Back when I was so horse-heavy that I actually owned my own horse, in about 1967, I slavishly watched Star Trek, but I wasn't even particularly enamored of Kirk. It was Spock I loved. Spock of the ascetic, carefully-timbred voice, wickedly dark eyes, and strong Jewish-Indian jawline (and no, I don't mean that unkindly - it's just that for years, if not decades, Leonard Nimoy was restricted to playing Comanche warriors because of his looks). Kirk always struck me as a little - what, histrionic? "No blah blah blah!" is my favorite example. But it wasn't just that. Didn't turn my crank sexually, though at the time I was barely aware of those feelings. There were rumors that he wore a kind of slimming band under that Godawful polyester-spandex uniform. And in the one episode where Kirk and Spock both go shirtless, Spock wins hands-down in the WOWZY WOW WOW WOW category.

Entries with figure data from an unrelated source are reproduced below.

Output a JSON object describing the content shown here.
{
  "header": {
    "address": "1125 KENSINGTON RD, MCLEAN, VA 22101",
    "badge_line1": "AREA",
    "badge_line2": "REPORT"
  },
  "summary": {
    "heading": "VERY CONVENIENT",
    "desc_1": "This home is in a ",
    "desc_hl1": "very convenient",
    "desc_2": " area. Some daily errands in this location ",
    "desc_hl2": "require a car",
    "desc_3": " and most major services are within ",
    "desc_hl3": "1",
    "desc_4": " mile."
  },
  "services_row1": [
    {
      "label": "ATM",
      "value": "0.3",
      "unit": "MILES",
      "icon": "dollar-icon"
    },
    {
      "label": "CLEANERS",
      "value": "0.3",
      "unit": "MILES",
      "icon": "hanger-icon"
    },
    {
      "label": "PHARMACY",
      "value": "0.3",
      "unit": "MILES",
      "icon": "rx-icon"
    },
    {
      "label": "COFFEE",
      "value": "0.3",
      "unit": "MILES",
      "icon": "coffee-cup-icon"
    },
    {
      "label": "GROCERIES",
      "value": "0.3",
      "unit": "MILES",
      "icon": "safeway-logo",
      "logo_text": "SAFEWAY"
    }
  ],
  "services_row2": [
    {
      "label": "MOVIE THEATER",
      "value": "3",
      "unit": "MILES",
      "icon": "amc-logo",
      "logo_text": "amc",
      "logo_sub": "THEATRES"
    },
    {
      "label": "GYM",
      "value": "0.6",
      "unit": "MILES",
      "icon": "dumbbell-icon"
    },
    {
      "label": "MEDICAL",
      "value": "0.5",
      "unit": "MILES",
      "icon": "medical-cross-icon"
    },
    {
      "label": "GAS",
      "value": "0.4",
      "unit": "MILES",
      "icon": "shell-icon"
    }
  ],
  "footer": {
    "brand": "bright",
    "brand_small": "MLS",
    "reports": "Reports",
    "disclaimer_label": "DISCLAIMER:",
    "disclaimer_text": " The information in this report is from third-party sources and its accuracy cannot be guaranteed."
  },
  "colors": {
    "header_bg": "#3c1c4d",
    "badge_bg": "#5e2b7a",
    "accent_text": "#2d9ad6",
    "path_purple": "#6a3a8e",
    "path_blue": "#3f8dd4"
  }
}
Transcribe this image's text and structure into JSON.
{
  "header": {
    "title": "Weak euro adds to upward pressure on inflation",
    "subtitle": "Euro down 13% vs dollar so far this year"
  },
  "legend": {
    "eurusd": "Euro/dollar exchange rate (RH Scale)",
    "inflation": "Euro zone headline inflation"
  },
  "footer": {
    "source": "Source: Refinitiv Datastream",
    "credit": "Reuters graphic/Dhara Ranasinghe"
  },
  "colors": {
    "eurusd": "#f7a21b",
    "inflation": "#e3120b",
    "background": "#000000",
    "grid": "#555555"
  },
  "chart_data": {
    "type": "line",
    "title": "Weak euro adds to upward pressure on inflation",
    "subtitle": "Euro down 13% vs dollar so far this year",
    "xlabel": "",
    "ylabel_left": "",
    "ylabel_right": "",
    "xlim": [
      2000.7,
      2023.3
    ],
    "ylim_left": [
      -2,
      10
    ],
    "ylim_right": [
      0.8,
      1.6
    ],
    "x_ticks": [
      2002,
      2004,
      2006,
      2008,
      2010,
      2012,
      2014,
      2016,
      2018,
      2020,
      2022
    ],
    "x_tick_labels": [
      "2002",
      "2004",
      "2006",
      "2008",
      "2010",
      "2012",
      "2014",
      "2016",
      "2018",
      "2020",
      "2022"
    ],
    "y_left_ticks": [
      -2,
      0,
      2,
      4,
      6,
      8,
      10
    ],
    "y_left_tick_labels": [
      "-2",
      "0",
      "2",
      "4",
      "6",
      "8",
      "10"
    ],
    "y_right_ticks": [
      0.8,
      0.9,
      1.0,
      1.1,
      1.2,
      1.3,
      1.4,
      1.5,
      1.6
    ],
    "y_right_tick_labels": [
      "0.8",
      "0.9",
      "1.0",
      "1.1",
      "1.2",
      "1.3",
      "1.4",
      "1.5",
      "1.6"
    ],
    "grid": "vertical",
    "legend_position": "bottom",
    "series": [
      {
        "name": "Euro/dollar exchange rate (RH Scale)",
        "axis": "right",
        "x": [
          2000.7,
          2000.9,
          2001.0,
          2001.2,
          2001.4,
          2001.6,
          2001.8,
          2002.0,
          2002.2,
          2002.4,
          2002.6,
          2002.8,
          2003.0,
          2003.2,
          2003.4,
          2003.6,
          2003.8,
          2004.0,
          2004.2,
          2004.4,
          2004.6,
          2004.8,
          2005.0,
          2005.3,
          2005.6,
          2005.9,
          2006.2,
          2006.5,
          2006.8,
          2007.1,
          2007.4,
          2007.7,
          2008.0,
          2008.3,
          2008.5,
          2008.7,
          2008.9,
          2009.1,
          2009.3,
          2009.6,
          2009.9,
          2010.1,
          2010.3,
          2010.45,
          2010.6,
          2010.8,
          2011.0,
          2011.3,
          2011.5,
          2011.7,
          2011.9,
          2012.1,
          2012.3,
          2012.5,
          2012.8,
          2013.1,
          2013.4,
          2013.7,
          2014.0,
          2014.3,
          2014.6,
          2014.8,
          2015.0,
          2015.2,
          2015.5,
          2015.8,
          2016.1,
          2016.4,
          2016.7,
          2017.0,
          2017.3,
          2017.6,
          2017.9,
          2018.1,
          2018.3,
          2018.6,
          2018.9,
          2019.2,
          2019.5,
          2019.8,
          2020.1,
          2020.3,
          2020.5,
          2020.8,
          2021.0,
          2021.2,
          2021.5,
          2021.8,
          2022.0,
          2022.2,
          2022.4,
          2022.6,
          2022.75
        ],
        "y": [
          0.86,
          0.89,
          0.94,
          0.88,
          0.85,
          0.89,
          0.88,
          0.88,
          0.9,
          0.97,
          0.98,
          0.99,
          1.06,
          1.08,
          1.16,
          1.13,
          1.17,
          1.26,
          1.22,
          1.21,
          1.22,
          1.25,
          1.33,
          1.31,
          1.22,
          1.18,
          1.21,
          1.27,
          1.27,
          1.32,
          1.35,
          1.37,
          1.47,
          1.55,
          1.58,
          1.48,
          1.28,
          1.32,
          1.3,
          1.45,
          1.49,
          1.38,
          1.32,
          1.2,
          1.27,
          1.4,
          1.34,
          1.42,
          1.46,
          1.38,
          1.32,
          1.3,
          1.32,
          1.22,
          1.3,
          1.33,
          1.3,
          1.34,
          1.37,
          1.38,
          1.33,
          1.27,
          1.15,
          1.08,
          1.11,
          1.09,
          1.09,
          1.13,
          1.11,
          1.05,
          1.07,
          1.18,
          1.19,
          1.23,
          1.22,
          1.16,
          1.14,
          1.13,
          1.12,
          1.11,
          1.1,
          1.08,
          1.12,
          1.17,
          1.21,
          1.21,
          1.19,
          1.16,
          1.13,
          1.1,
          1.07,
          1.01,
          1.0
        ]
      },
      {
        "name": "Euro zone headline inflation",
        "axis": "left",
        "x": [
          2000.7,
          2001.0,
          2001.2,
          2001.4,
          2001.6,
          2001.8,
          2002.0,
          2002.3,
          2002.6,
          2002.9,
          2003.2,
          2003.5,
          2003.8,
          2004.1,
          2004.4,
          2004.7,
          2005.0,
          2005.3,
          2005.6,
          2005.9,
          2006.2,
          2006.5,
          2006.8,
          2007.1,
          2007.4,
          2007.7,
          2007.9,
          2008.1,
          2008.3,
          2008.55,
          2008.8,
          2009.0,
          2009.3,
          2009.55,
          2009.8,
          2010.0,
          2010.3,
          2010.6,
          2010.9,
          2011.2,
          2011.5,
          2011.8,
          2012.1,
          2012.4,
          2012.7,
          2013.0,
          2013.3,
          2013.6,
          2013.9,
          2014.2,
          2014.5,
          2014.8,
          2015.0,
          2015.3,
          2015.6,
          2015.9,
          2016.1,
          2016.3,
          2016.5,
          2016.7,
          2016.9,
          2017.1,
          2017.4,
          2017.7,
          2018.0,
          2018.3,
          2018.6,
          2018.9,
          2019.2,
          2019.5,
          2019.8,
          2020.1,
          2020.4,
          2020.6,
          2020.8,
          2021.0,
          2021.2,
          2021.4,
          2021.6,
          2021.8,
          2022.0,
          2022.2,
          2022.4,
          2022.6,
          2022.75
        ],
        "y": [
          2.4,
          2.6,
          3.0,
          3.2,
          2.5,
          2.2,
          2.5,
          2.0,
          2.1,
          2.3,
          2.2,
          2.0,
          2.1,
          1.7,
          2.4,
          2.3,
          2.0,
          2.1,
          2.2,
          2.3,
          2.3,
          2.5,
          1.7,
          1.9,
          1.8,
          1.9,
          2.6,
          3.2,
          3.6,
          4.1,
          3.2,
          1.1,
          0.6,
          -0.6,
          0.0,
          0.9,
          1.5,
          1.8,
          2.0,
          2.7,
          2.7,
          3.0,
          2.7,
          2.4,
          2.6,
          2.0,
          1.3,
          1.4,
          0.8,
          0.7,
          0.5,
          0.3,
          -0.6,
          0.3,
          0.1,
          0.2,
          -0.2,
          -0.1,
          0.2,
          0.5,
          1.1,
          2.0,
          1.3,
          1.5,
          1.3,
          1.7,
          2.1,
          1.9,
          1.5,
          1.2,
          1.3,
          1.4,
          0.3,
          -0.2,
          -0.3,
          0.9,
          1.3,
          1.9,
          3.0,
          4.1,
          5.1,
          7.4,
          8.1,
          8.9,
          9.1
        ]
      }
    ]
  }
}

(BLOGGER'S NOTE. I now have proof that the Shat-man's bear rug far outfuzzes Spock's. For some reason, on shirtless occasions, he shaved his chest.)

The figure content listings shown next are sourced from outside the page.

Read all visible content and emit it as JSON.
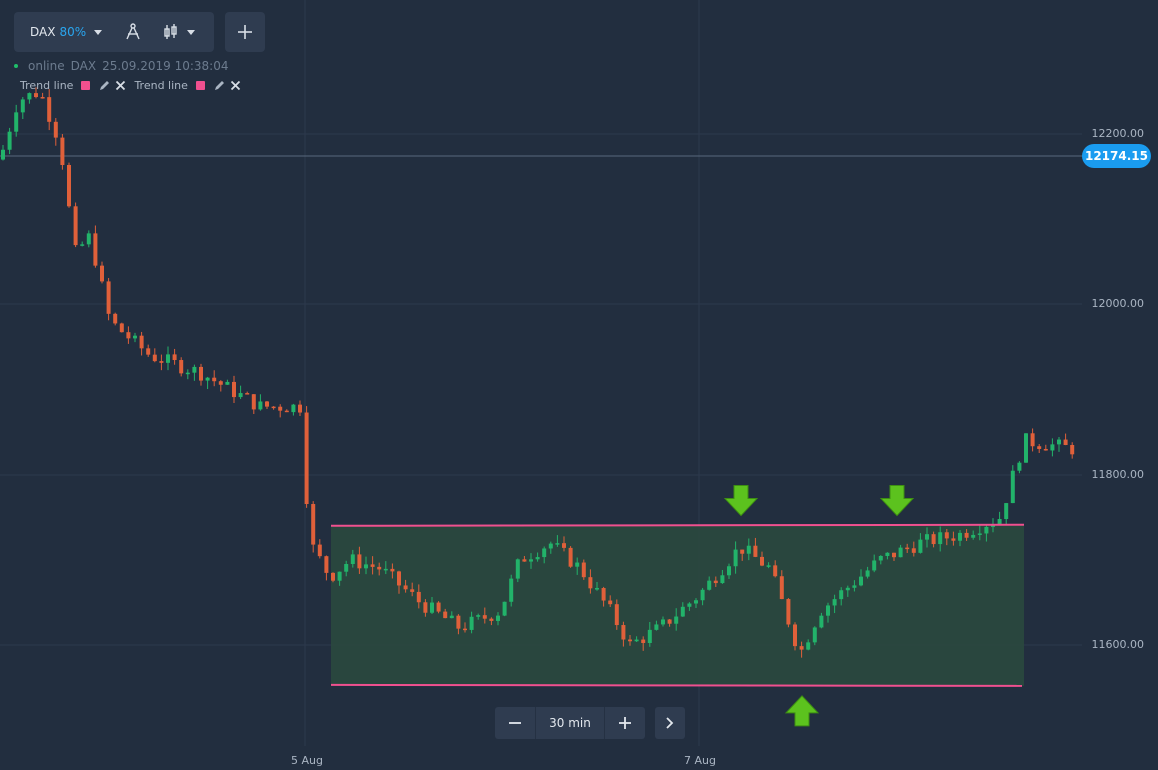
{
  "toolbar": {
    "asset": "DAX",
    "asset_percent": "80%",
    "draw_tool_icon": "compass-icon",
    "chart_type_icon": "candlestick-icon",
    "add_icon": "plus-icon"
  },
  "status": {
    "state": "online",
    "asset": "DAX",
    "datetime": "25.09.2019 10:38:04"
  },
  "indicators": [
    {
      "label": "Trend line",
      "color": "#f0508f"
    },
    {
      "label": "Trend line",
      "color": "#f0508f"
    }
  ],
  "price_axis": {
    "labels": [
      "12200.00",
      "12000.00",
      "11800.00",
      "11600.00"
    ],
    "current_price": "12174.15"
  },
  "time_axis": {
    "labels": [
      "5 Aug",
      "7 Aug"
    ]
  },
  "timeframe": {
    "value": "30 min",
    "minus_icon": "minus-icon",
    "plus_icon": "plus-icon",
    "next_icon": "chevron-right-icon"
  },
  "colors": {
    "background": "#222e3f",
    "bullish": "#22b36a",
    "bearish": "#e0603a",
    "trend_line": "#f0508f",
    "channel_fill": "#2a4a3e",
    "current_price": "#1a9cf0",
    "arrow": "#5cc21e"
  },
  "chart_data": {
    "type": "candlestick",
    "symbol": "DAX",
    "interval": "30 min",
    "y_range": [
      11520,
      12280
    ],
    "current_price": 12174.15,
    "channel": {
      "upper": 11740,
      "lower": 11552
    },
    "markers": [
      {
        "type": "arrow-down",
        "price": 11752
      },
      {
        "type": "arrow-down",
        "price": 11752
      },
      {
        "type": "arrow-up",
        "price": 11552
      }
    ]
  }
}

But Shatner keeps popping up, even now, and always, and he somehow seems to have shed that whatever-it-was that I didn't like. When he was very young, he was almost too beautiful, and when I recently found out that his ancestors were Lithuanian, I began to put his looks in context. To me, he had never seemed quite the WASP matinee idol that he was made out to be. Those Slavic cheekbones, the slightly-slanted dark eyes that had dreaminess and hurt in them, these were from another world entirely. He grew up Jewish in Montreal, no doubt listening to Russian being shouted back and forth, and seen as somewhat crazy for trying to be an actor. For God's sake, Billy, get yourself a trade!

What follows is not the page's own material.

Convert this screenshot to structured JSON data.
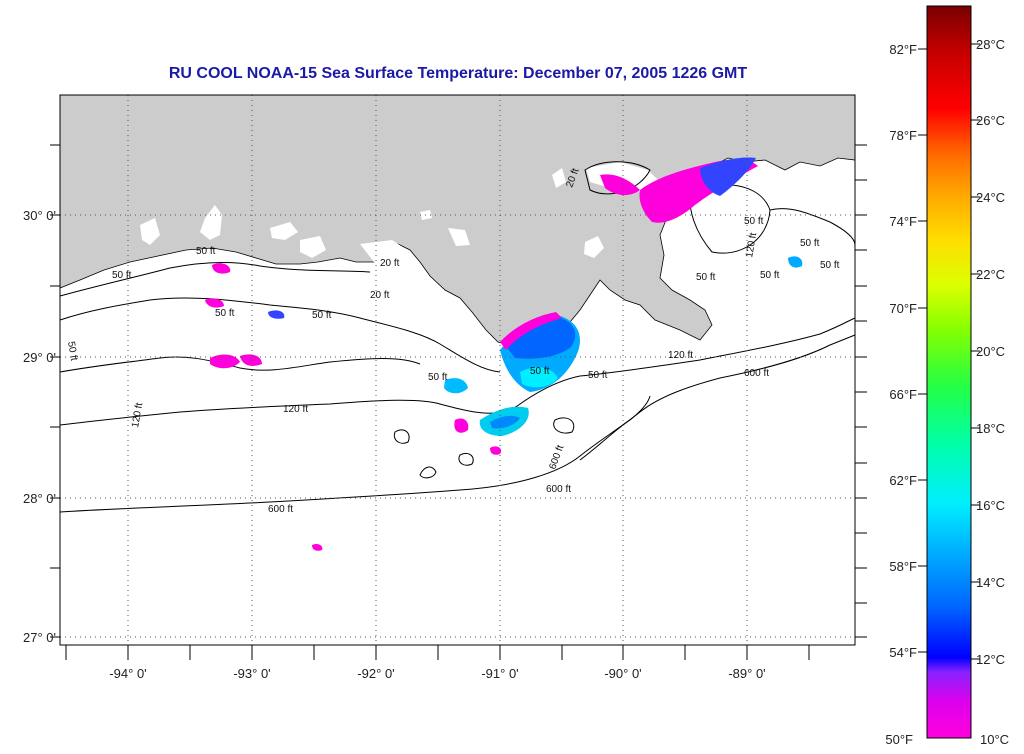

Well might his parents worry, but Billy rolled up his sleeves and became an actor. In some ways, at the start, he was a typical ex-patriot journeyman actor, playing roles and finding parts wherever he could. He was always in work, even after Star Trek folded and he spent a now-famous couple of years living out of his camper in the California desert. He even showed up in Canada a few times to film Loblaws commercials ("By God. . . the price. . . is. . . right!"), or ads for Shirriff pudding with mini-flavor buds (Eat the pudding, Bill. Eat the pudding: "Mmmmmmm!")





But there has always been another side to this man. When he's with horses, even now when he's just a bit chunky, he becomes that slightly-mystical Lithuanian again, resisting gravity on the back of one of his magnificent Saddlebreds. People who have never ridden don't understand  that on a horse, you can fly. You become the wings of Pegasus, mane-whipped, the wind singing your ears.









































He's known as a blustery and arrogant sort, and though I am sure he has developed a serviceable outer persona which can weather all the vagaries of show business, I don't believe that's him. I have tried to watch that awful Old Man's show he is on now - Better Late than Never, it's called, and the less you know about it the better. I did force myself to watch the one where they travel to Lithuania, for obvious reasons (though he claimed his parents were Lithuanian, not his grandparents). What I notice is when all these other old guys (including Fonzie, that guy with the grill, a football guy, and somebody else - who cares? They all look older than he is, though they are way younger) are shouting and booming and blathering around him, he's often sitting there looking down at his hands, apart. I am convinced his true nature is sensitive and often dismayed. He was dismayed then, and he's dismayed now.

How I love his dismay.





Dismay and curiosity keep you in the game, because it means you are never satisfied. It means there always has to be more (more, more, MORE!).  He must have an astonishing gift for living in the moment, staying in the now. This day, the only day you can have any real influence on. It's rare that a man keeps that fire into his 60s and 70s, let alone beyond. If I ever meet him, and *I* am more likely to die before that happens than he is, I want to ask him one thing: did you make a deal with the devil? Is there some trick? Is it genetics, or - ? Because this can't be happening. Unless he has the best plastic surgeon in the world, or is a bona fide time-traveller, William Shatner is just not possible.

And how I love the impossible.





P. S. I wrote this post some time ago, then realized today is The Day, when he turns an impossible 87 years old. Every I time I see him, I think: No. . . . No. But there it is. People don't mention his age all that often, I guess because they don't quite believe it. 

Believe it. I know this is a cliche, but I think he's one of our national treasures.